Appel d’offres CO2 biogénique

GRDF lance un appel à projets sur la valorisation du CO2 biogénique. Cet appel à projets (APP) qui s’étendra de mi-avril à mi-juin consiste à valoriser le Bio CO2 issu de la méthanisation dans l’IAA (Industrie Agroalimentaire). 

L’AAP a pour objectif premier de retenir et de soutenir un ou plusieurs projets de valorisation du CO2 biogénique dans le secteur agroalimentaire. Si cela est rendu possible, la volonté de cette recherche est d’intégrer plusieurs acteurs de la chaîne de valeur dans le projet. L’objectif est de mobiliser la filière dans son intégralité et de pouvoir analyser l’ensemble du processus. 

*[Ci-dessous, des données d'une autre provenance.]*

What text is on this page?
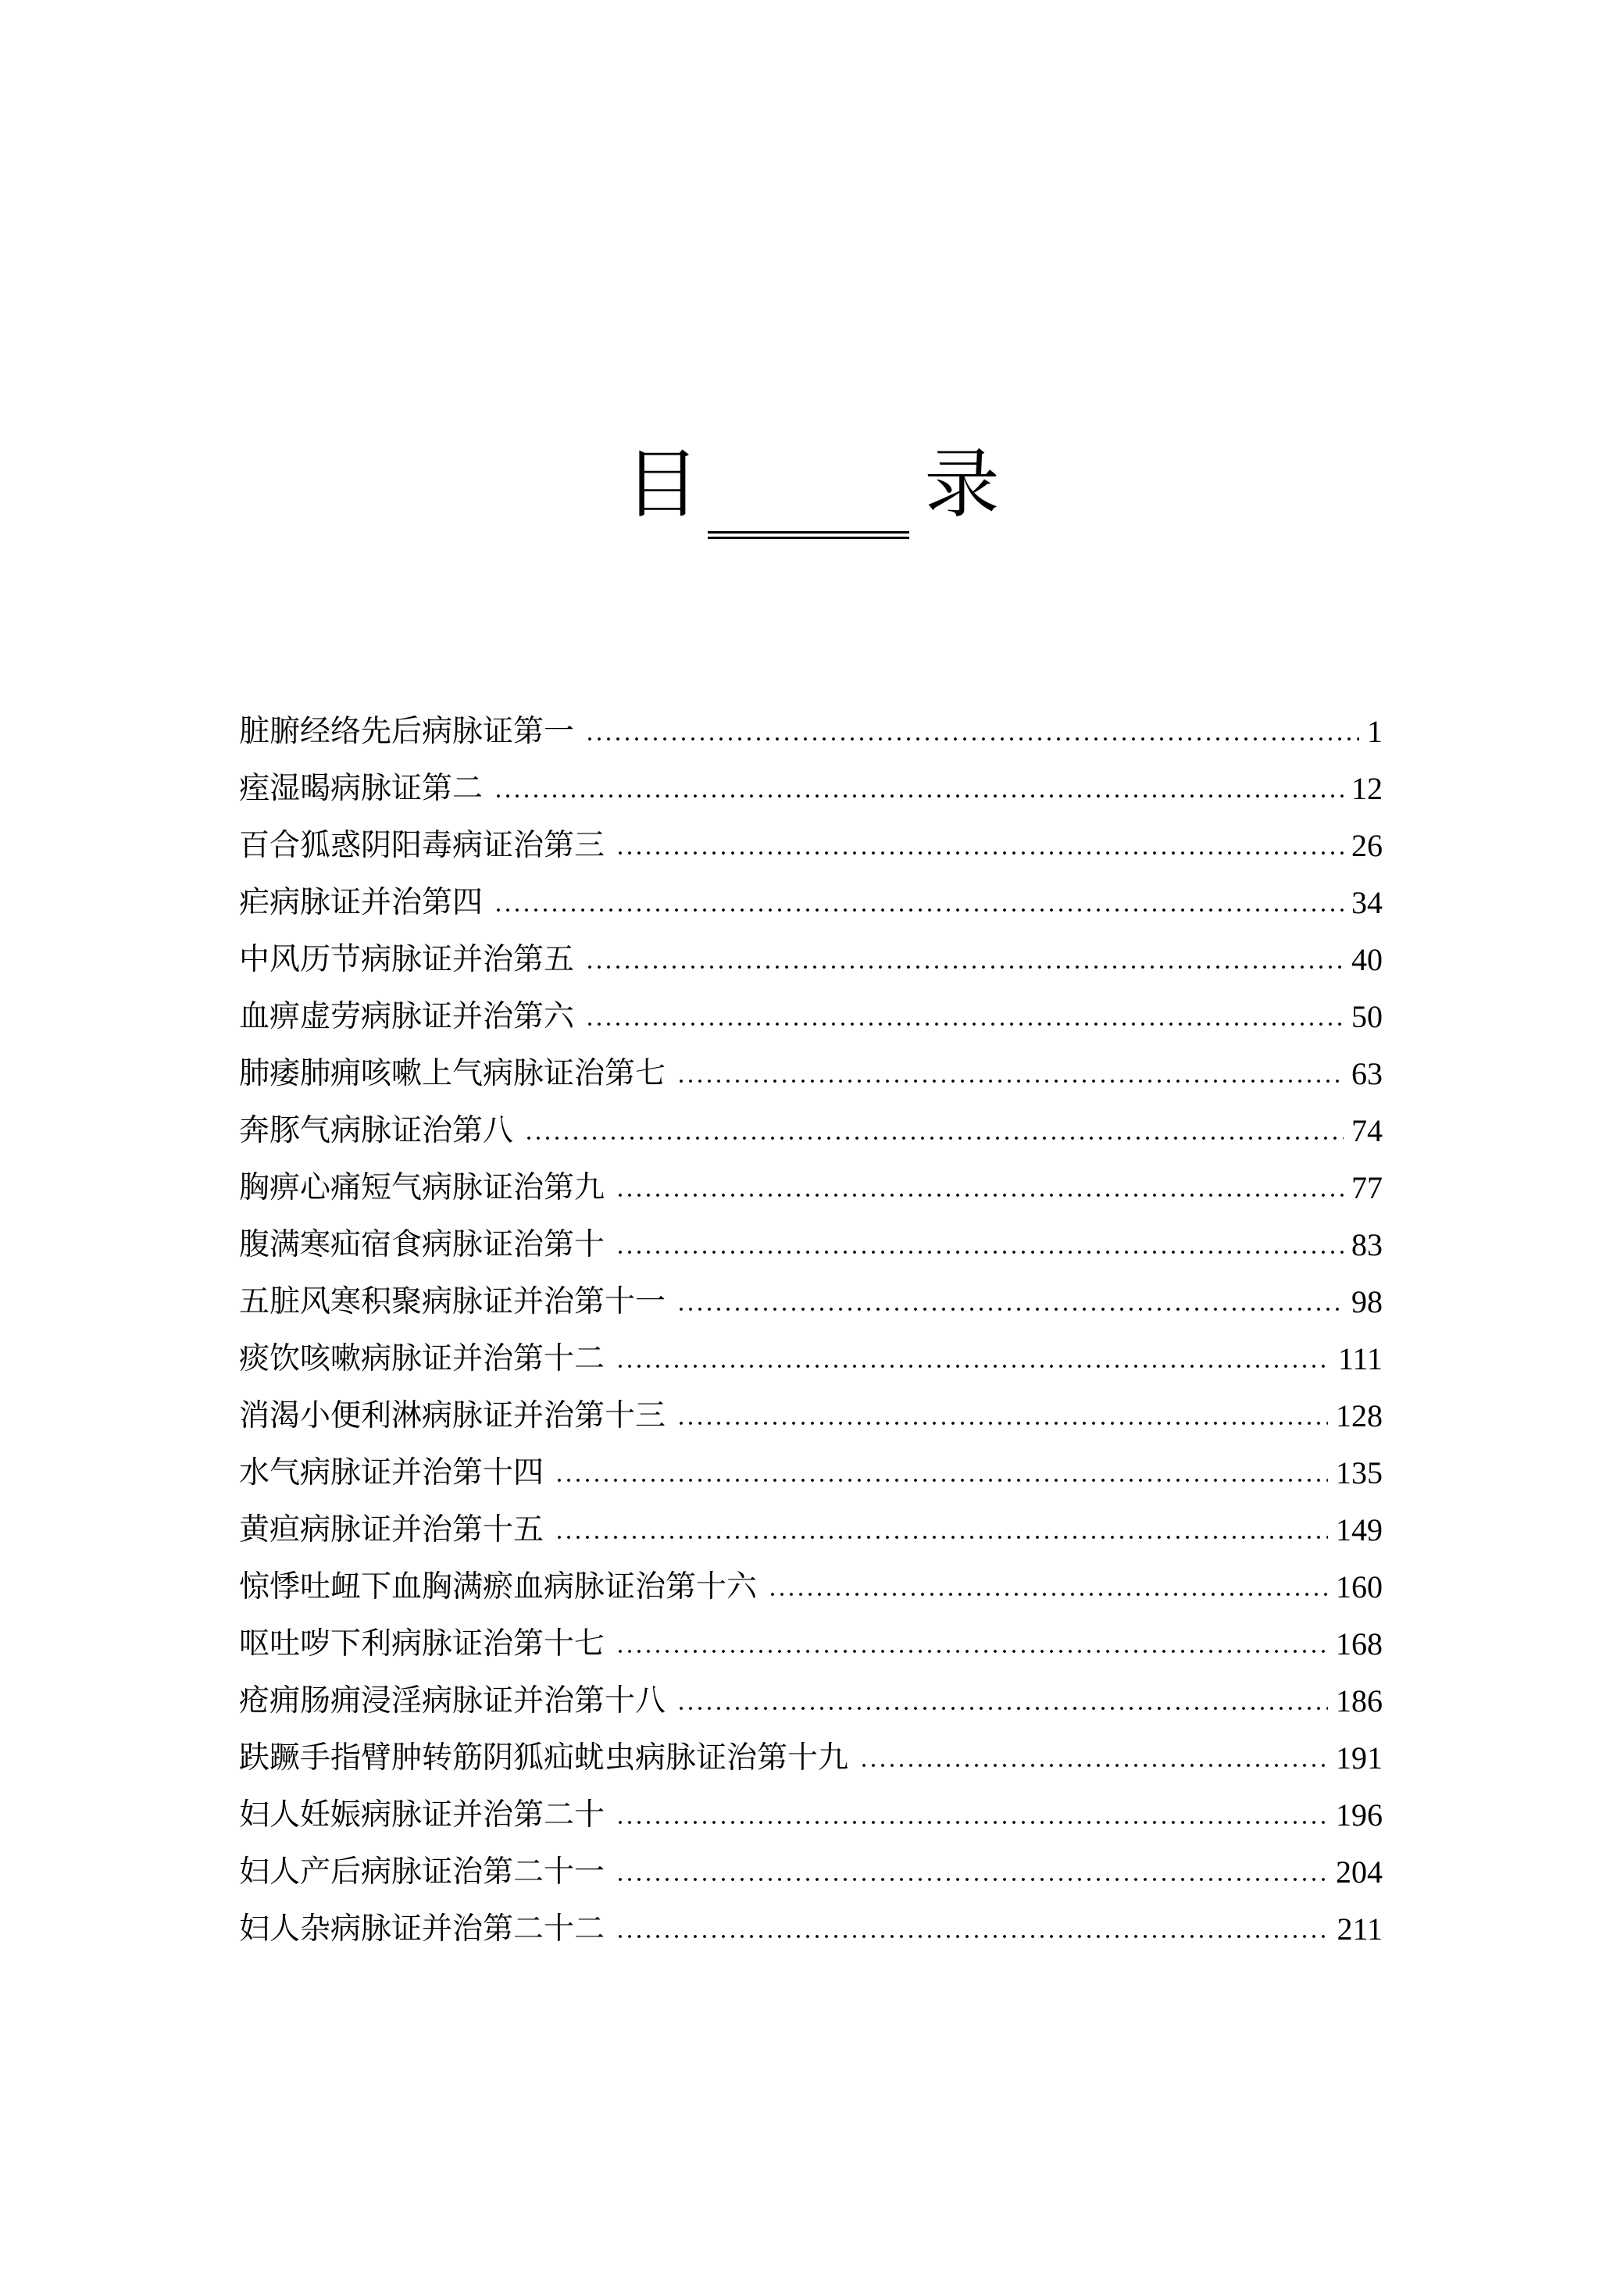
目　录
脏腑经络先后病脉证第一	1
痓湿暍病脉证第二	12
百合狐惑阴阳毒病证治第三	26
疟病脉证并治第四	34
中风历节病脉证并治第五	40
血痹虚劳病脉证并治第六	50
肺痿肺痈咳嗽上气病脉证治第七	63
奔豚气病脉证治第八	74
胸痹心痛短气病脉证治第九	77
腹满寒疝宿食病脉证治第十	83
五脏风寒积聚病脉证并治第十一	98
痰饮咳嗽病脉证并治第十二	111
消渴小便利淋病脉证并治第十三	128
水气病脉证并治第十四	135
黄疸病脉证并治第十五	149
惊悸吐衄下血胸满瘀血病脉证治第十六	160
呕吐哕下利病脉证治第十七	168
疮痈肠痈浸淫病脉证并治第十八	186
趺蹶手指臂肿转筋阴狐疝蚘虫病脉证治第十九	191
妇人妊娠病脉证并治第二十	196
妇人产后病脉证治第二十一	204
妇人杂病脉证并治第二十二	211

Les lauréats, quant à eux, auront plusieurs objectifs : la mise en place d’un diagnostic initial complet, avec définition des risques et barrières du projet. Les lauréats devront définir les traitements adaptés aux risques et barrières identifiés lors du diagnostic initial. Ils devront être en mesure de trouver des solutions et des moyens adaptés. Ils devront être capables de mettre en œuvre les différents moyens réfléchis afin d’obtenir des réponses aux questions et aux problèmes constatés dans le diagnostic initial. L’analyse de risque et de qualité, la définition des méthodes et des moyens ainsi que la possibilité de duplication des solutions apportées après l’étude sont les axes principaux de cet AAP.